Joker is a 2019 USA crime thriller by Todd Phillips. Starring Robert De Niro, Joaquin Phoenix and Marc Maron.
Joker centers around an origin of the iconic arch
nemesis and is an original, standalone story not seen before on the big screen. Todd Phillips' exploration of Arthur Fleck (Joaquin Phoenix), a man disregarded by society, is not only a gritty character study, but also a broader cautionary tale.
While speaking at the Santa Barbara Film Festival, Joker director Todd Phillips explained that there were a few scenes that he had to cut, the most notable of which was a scene had Joaquin Phoenix's Arthur Fleck doing something bizarre
while inside a bathtub.
Phillips suggested that the scene that was removed is not sexually explicit in nature, but is simply too bizarre for a standard R-rated movie to handle. He spoke in vague terms at the film festival:
So the other thing that's great about Joaquin is that he's always up to try things -- the fridge was one of those. It wasn't in the script it was something that Joaquin just kind of did and there was a few others, there's only one
other that's in the movie and it's when he's laughing after he goes to [Zazie Beetz's] apartment and he comes back down the hall and he's laughing alone in that living room, that was another one...
There were two or three others
we shot, one that is amazing in a bathtub, but I don't think we can actually include it in an R-rated movie and it's not because it was pornographic, it was just insane.
Is it just me or is it getting crazier out there? Joaquin Phoenix's proto-Joker Arthur Fleck asks his psychologist in the new Joker movie. The real answer is both. Fleck is a man losing his grip on
sanity, but the world out there is a powder keg of lawlessness, inequality, corruption, cuts and all-round despair. Joker's story is set around the early 1980s, but it consciously chimes with our own increasingly crazy present. These are tough times, the
psychologist acknowledges. She might as well turn and wink to the camera.
It's no surprise that 2019's Joker -- while set to be a triumph, critically and commercially -- has raised concerns over its narrative. An early, leaked
version of the script, plus the portrayal of Phoenix's character as a sad young man losing his grip on sanity (mental health problems, past trauma, failing comedy career, loneliness) has led to the film being aligned with so-called incel culture
(involuntarily celibate men who are angry and misogynistic).
Three families of those killed while watching a Batman film in 2012 have written to Warner Bros complaining about the new Joker film and urging the studio to join action against gun violence.
Twelve people died in a cinema showing The Dark Knight
Rises in Colorado. They included Jessica Ghawi, 24, whose mother Sandy Phillips told BBC News she was horrified by the Joker trailers. Speaking to BBC News, Phillips said:
When I first saw the trailers of the movie, I
was absolutely horrified. And then when I dug a little deeper and found out that it had such unnecessary violence in the movie, it just chilled me to my bones.
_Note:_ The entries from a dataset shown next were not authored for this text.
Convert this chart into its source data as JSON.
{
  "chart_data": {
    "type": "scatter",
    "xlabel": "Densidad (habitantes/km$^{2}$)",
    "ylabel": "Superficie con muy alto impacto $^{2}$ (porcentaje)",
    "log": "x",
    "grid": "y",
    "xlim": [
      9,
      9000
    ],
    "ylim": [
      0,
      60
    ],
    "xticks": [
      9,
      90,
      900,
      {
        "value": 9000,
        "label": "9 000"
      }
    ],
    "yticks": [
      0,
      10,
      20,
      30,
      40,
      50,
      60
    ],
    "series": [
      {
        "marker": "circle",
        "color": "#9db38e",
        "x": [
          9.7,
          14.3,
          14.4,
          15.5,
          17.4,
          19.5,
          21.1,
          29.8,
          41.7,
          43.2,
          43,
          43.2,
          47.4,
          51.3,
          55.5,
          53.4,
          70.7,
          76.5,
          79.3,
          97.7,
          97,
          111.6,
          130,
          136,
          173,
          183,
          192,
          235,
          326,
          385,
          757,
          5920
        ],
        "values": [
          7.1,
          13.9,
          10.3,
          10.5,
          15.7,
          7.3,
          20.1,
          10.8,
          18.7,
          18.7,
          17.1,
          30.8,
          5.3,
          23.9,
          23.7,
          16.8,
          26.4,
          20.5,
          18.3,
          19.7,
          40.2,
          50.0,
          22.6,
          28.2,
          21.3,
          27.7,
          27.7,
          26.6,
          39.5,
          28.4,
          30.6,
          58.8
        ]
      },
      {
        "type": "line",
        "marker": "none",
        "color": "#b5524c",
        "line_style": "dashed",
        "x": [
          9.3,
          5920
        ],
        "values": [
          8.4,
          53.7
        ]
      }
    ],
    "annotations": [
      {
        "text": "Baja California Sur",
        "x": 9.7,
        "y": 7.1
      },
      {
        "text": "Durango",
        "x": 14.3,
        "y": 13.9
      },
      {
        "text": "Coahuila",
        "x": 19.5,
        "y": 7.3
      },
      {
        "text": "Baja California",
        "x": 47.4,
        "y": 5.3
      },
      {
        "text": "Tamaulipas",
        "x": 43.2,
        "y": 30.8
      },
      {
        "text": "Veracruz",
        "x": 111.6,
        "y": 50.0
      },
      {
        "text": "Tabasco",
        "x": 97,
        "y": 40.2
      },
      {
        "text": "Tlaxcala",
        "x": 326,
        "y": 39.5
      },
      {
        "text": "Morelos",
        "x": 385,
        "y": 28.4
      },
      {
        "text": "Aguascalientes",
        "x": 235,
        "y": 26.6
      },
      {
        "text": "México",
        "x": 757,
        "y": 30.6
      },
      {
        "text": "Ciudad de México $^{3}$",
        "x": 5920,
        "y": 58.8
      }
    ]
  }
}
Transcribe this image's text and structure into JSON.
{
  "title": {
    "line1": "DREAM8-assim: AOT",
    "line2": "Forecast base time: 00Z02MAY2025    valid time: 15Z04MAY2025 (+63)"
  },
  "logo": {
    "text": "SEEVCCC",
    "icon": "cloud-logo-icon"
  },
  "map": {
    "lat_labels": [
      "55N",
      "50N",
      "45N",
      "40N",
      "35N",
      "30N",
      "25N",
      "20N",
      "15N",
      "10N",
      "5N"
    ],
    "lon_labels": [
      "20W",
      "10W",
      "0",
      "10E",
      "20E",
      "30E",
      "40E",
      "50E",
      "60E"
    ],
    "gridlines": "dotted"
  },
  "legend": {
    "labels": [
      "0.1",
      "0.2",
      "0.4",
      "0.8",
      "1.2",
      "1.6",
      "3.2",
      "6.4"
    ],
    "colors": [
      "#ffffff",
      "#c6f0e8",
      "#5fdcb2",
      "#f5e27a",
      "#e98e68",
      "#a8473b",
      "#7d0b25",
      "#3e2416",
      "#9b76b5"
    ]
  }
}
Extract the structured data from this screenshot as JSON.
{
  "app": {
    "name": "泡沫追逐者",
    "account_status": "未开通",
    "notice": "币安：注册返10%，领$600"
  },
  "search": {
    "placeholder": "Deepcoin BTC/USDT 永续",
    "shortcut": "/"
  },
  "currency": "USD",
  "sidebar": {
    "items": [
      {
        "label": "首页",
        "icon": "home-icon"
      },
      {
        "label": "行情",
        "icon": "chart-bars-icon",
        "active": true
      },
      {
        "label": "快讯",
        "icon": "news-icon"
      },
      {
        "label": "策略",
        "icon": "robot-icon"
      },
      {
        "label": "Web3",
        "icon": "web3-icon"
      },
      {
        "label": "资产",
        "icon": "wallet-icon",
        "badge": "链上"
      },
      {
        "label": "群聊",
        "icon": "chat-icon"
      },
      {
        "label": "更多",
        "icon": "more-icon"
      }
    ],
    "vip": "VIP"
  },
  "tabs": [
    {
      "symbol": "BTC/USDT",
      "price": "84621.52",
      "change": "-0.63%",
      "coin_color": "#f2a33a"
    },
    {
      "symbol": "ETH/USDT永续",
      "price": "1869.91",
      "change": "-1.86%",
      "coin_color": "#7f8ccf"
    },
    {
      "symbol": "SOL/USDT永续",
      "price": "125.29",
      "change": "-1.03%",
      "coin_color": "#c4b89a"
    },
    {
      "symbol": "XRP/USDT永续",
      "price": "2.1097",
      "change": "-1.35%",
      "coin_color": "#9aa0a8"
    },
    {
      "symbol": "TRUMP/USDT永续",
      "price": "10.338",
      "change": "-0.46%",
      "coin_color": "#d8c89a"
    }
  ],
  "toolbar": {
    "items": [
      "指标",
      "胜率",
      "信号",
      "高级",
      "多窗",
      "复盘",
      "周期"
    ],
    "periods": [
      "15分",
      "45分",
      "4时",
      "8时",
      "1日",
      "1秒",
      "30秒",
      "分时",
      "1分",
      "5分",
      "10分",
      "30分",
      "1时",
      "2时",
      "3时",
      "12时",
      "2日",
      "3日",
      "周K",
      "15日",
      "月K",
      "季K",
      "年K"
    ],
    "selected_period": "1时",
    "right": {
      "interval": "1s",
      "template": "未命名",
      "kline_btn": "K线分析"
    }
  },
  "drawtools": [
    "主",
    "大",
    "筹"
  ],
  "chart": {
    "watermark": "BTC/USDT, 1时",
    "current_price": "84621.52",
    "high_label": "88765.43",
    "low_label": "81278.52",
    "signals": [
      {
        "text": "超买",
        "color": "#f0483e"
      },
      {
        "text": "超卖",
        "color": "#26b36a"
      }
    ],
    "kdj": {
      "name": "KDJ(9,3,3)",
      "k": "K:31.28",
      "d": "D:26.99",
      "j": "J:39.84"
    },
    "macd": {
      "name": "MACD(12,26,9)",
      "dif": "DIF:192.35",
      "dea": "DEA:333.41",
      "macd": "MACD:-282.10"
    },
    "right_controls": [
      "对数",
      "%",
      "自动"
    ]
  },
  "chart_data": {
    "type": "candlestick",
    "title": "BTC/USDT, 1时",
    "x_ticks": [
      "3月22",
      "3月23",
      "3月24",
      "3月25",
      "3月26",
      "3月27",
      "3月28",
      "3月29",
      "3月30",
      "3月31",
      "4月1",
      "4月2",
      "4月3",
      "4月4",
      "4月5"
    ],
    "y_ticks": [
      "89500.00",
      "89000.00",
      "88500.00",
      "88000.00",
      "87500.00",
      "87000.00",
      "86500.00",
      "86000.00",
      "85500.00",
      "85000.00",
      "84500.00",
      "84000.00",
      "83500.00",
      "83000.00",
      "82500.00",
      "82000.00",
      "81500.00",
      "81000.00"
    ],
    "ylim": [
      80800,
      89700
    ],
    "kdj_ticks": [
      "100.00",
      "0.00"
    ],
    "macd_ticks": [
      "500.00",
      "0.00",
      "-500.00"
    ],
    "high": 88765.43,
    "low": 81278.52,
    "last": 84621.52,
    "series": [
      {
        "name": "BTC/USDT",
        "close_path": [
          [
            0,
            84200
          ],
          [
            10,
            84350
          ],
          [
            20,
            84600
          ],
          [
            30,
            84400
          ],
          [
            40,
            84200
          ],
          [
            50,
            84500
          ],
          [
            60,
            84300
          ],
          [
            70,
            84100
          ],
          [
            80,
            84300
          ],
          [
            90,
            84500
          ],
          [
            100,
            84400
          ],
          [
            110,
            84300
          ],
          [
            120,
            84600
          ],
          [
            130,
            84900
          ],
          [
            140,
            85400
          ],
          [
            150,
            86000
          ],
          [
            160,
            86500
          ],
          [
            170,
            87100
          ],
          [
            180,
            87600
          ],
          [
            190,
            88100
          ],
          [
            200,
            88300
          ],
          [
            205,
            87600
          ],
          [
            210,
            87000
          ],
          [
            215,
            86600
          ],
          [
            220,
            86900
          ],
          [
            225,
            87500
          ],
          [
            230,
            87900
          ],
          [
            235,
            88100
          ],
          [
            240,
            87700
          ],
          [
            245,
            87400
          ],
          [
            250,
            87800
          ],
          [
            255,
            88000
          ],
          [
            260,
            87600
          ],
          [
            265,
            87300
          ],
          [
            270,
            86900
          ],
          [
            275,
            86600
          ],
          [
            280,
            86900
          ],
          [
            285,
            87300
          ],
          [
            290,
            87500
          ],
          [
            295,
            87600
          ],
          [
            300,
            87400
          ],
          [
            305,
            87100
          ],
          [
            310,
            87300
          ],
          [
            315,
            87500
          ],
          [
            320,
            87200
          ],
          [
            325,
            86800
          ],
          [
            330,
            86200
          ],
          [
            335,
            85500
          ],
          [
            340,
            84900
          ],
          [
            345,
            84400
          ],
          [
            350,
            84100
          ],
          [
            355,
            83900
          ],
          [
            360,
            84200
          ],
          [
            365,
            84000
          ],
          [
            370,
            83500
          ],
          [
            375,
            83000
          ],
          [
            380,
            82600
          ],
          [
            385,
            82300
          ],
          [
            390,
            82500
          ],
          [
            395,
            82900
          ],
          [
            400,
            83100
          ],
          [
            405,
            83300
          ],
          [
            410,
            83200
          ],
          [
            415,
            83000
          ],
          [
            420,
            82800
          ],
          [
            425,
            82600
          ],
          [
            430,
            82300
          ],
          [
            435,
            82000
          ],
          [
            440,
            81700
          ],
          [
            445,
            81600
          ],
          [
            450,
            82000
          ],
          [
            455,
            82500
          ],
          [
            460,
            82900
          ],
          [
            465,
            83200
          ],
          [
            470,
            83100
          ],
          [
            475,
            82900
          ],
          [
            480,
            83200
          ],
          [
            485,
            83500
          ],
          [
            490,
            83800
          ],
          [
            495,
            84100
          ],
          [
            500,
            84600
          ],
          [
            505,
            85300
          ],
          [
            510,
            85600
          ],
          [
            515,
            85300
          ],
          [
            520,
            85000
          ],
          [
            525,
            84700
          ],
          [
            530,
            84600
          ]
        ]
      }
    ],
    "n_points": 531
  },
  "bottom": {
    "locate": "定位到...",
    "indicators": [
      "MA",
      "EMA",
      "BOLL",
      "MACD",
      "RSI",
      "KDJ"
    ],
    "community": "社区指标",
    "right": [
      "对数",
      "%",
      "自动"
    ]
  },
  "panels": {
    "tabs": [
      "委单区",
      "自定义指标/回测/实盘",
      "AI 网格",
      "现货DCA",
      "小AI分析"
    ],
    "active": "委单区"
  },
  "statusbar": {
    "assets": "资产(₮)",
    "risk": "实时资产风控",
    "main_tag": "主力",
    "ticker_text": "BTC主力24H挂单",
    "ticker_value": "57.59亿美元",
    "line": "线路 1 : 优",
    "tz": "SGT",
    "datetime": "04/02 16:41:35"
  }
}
It just makes me angry that a major motion picture company isn't taking responsibility and
doesn't have the concern of the public at all.
A letter from the 3 families asked the studio to lobby for gun reform, help fund survivor funds and gun violence intervention schemes, and end political contributions to candidates who
take money from the National Rifle Association.
Warner Bros responded that the latest film Joker was not an endorsement of real-world violence and said that the studio has a long history of donating to victims of violence, including the 2012
cinema shooting in Aurora, Colorado. It added:
Make no mistake: neither the fictional character Joker, nor the film, is an endorsement of real-world violence of any kind. It is not the intention of the film, the
filmmakers or the studio to hold this character up as a hero.